Rare Opportunity for BofA?
As expected, Bank of America announced this morning that it would buy struggling mortgage lender Countrywide Financial for $4.1 billion in stock, rescuing the nation’s top lender while bolstering its own position.
“Countrywide presents a rare opportunity for Bank of America to add what we believe is the best domestic mortgage platform at an attractive price and to affirm our position as the nation’s premier lender to consumers,” Bank of America CEO Ken Lewis said in a statement.
Shareholders of Countrywide will receive 0.1822 of a share of Bank of America stock in exchange for each share of Countrywide, representing a 7.5 percent discount from Thursday’s close.
“We believe this is the right decision for our shareholders, customers and employees,” said Angelo Mozilo, Countrywide chairman and chief executive in a statement.
The deal, which is expected to close in the third quarter, shouldn’t affect Bank of America’s earnings per share in 2008 and may actually lift EPS in 2009, excluding buyout and restructuring costs.
Bank of America is expected to take a $1.2 billion restructuring charge related to the buyout, and said it would recognize $670 million in after-tax cost savings in the transaction, fully realized by 2011.
Most importantly, the acquisition will make the Charlotte-based bank the largest mortgage lender and loan servicer in the United States.
In the meantime, Bank of America plans to let Countrywide operate separately under its own brand, with no planned integration until 2009.
Lewis noted that he would like Countrywide CEO Angelo Mozilo to stay on until the deal is ultimately completed.
“Angelo has told me that he will do anything that we want him to do,” Lewis said. “I would guess that he’ll want to go have some fun. I will talk with him next week about his personal desires. Many of the senior people will have big operating roles in this company.”
15,000 Countrywide Jobs at Risk
It’s unclear how many layoffs will be seen as a result of the deal, but it’s very likely that a reasonable amount of the 15,000 remaining Countrywide employees will be let go.
S&P said it may raise its rating on Countrywide based on the news, but warned it could reverse course, and review the company for a possible downgrade if the merger fails.
“The CreditWatch Positive placement reflects the higher rating on Bank of America and the benefits Countrywide will receive,” S&P said in a news release.
S&P currently awards Countrywide a “BBB-plus” rating, the third-lowest investment-grade ranking.

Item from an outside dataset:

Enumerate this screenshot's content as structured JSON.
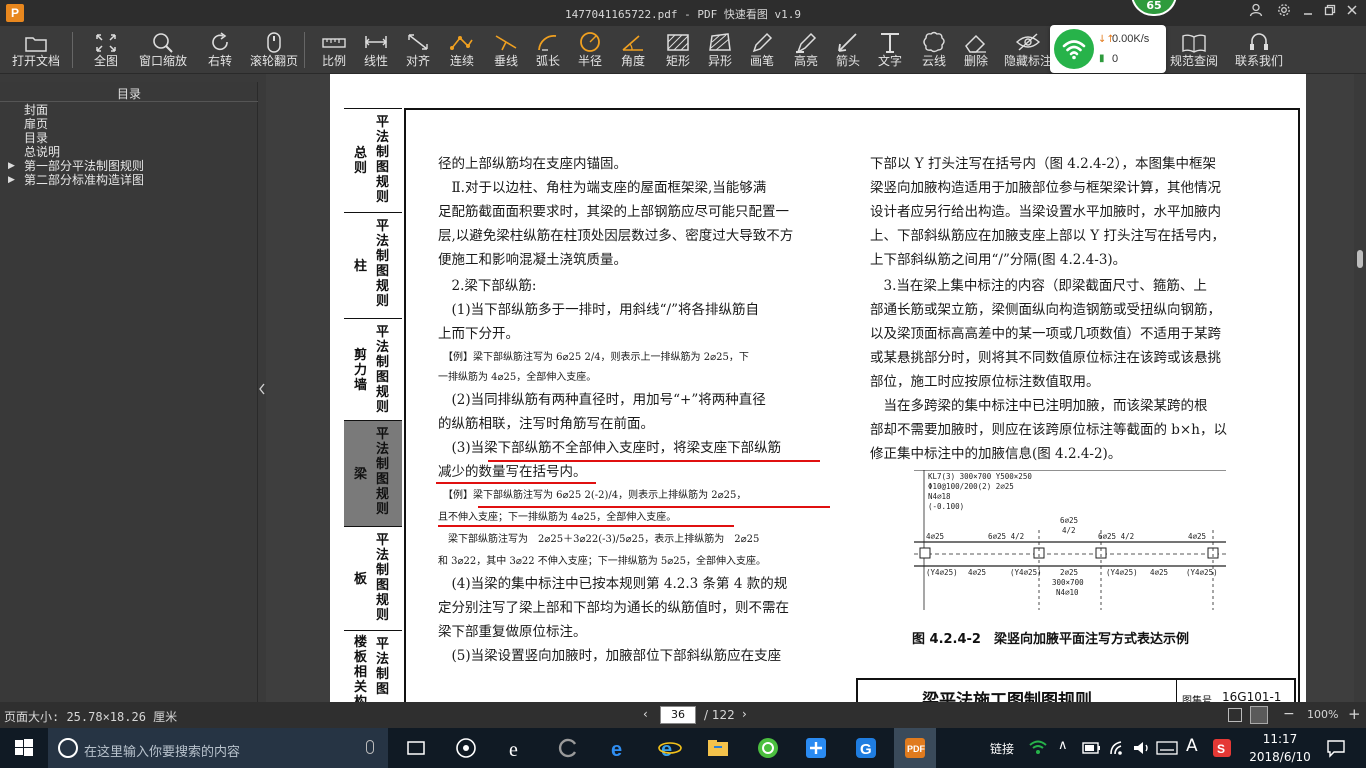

The rating agency plans to make its decision around the time the transaction is completed, likely raising its rating to that of Bank of Americas’s, an “AA” rating, which is the third highest investment-grade rating.
In recent years, Bank of America has made similar purchases of financial heavyweights, scooping up names such as MBNA, FleetBoston, and most recently LaSalle Bank.
“We are aware of the issues within the housing and mortgage industries,” Lewis added.
“The transaction reflects those challenges. Mortgages will continue to be an important relationship product, and we now will have an opportunity to better serve our customers and to enhance future profitability.”
While the deal still faces some regulatory hurdles, most believe it will have no problem being approved, as a Countrywide failure would be much more detrimental for the broader economy.
Shares of Countrywide were down $1.03, or 13.29%, to $6.72 in early session trading on Wall Street.
Updates: The LA Times reported that Mozilo stands to get $110 million in severance from the B of A deal.
Analysts expect substantial layoffs and closures as part of the merger.
The Service Employees International Union (SEIU) has expressed caution regarding the proposed merger, releasing the following statement:
“With the deepening housing crisis and growing concerns about the unknown risks lurking on and off Bank of America’s balance sheet, we believe combining the largest bank with the largest mortgage lender will result in unnecessary and unacceptable long-term risk to the nation’s working families and consumers.”
“Permitting such concentration of risk would be like putting a sick patient, Bank of America, together in the same room with a highly contagious and terminally-ill patient, Countrywide, and expecting both of them to get better.”
See the full list of closed lenders, mortgage layoff and mergers.
Somewhat amazingly, Countrywide Financial Corp.’s savings bank was bringing in deposits at a pace of $50 million a day back in 2007 as the crisis was unfolding (thanks to super high, unsustainable yields for customers).
Shortly thereafter, they were scrambling for cash to keep their balance sheet intact. We all knew this would be the eventual outcome.